Hemos querido ofrecer una publicación única dentro del mundo editorial en lengua española con un diseño gráfico singularizado, que ayude a los lectores en la búsqueda de información y entendimiento. Se ha cuidado el índice temático y la bibliografía que aporta enlaces para seguir determinados aspectos de la energía nuclear en el mundo como los relacionados con la seguridad, proyectos y devenires de una energía que está llegando a su fin ofreciendo hoy los últimos estertores.

Su lectura implica reconocer muchas de las falsedades que hoy, en el final de la era atómica en el mundo entero, siguen repitiendo como si estuviéramos en los años 70 del siglo pasado.

Nos explicamos:

-LA POBLACIÓN SIGUE SIENDO ANTINUCLEAR. No es cierto que la población de la zona de Almaraz quiera seguir la ola de determinados sectores políticos y económicos, como bien se comprobó el 4 de octubre en un acto en Navalmoral de la Mata, donde pretendían reunir a 4.000 personas y solo asistieron 600. Lo convocaron la presidenta regional, el presidente de la diputación de Cáceres, los 2 partidos mayoritarios, los alcaldes de la zona y cámaras de comercio y empresarios varios, no asistieron ni los trabajadores de la central.

-SIMILITUDES CON OTRAS CENTRALES. No es cierto que haya una central similar en EEUU y que se la haya autorizado 60 años de funcionamiento…. otros dicen que 80, total, qué más da. En EEUU los años se cuentan desde el inicio de la construcción (Almaraz tendría entonces 55 años). Y en EEUU las autorizaciones no sé conceden de 10 en 10 años como en España sino los años que la empresa propietaria considere que va a obtener beneficios. y si no los obtiene pues cierra.
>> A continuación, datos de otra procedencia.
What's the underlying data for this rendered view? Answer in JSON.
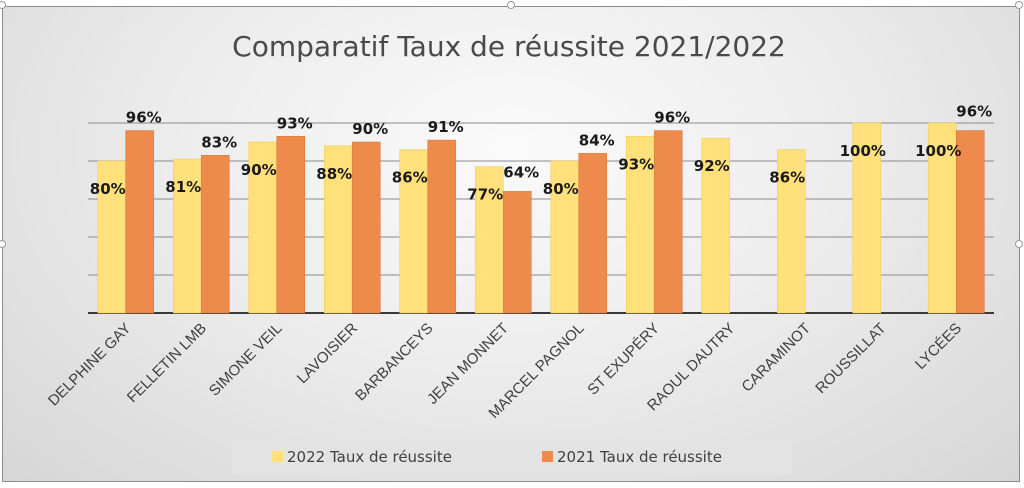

En España sí una central cierra por su cuenta (dentro del periodo autorizado) es multada por el
Ministerio (Iberdrola ya lo ha hecho y ha sido multada).
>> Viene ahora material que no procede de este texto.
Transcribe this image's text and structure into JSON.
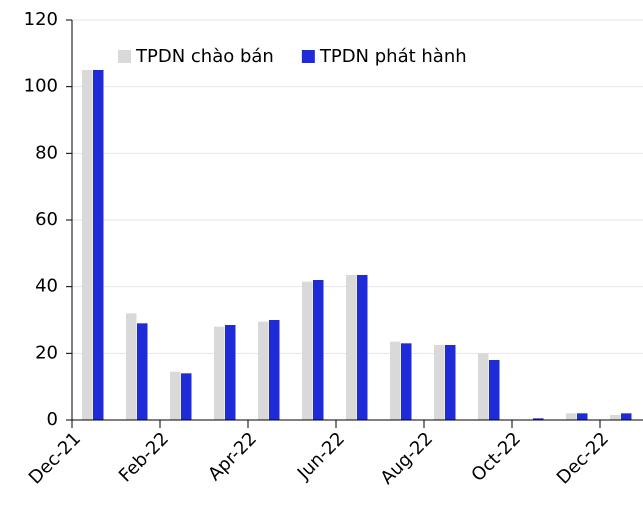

-LA CENTRAL HA IMPEDIDO QUE LA ZONA PROSPERE. No es cierto que con el cierre no haya más trabajo en la zona...hay 15 años de trabajos de desmantelamiento y hay un polígono industrial regional de 400 hectáreas donde por fin (llevaba 15 años abandonado) ya han comenzado a instalar empresas.

-LA ZONA YA ESTÁ PREPARADA PARA AMORTIGUAR EL CIERRE. No es cierto que con el cierre la comarca se empobrecerá pues además desde los presupuestos del estado se aportarán millones durante 15 años...lo grave es que lo gestionen los ayuntamientos y diputación de la misma manera que lo han hecho con las millonadas que han recibido desde hace 45 años.

-TODA INDUSTRIA NUCLEAR TIENE FECHA DE CADUCIDAD Y PONE EN PELIGRO A POBLACIONES ENTERAS INCLUSO AFECTANDO A PORTUGAL. No es cierto que la central sea la que se sitúa en las mejores condiciones de seguridad dado que la empresa que ha realizado ese informe forma parte de la propia industria de Almaraz y del lobby internacional francés. En el año 2024 Almaraz fue la central con más incidencias en España.

Y hay que decirlo precisamente en estos momentos de intoxicación acerca del cierre de una industria que, con fecha de caducidad, ya plantea 15 años de trabajos de desmantelamiento y restauración medioambiental con una fuerte inversión estatal para la región, provincia y zona del entorno, y un polígono industrial regional, por fin en marcha después de 15 años de abandono.
Lo que sí nos sigue preocupando es seguir 55 años más soportando los residuos altamente peligrosos.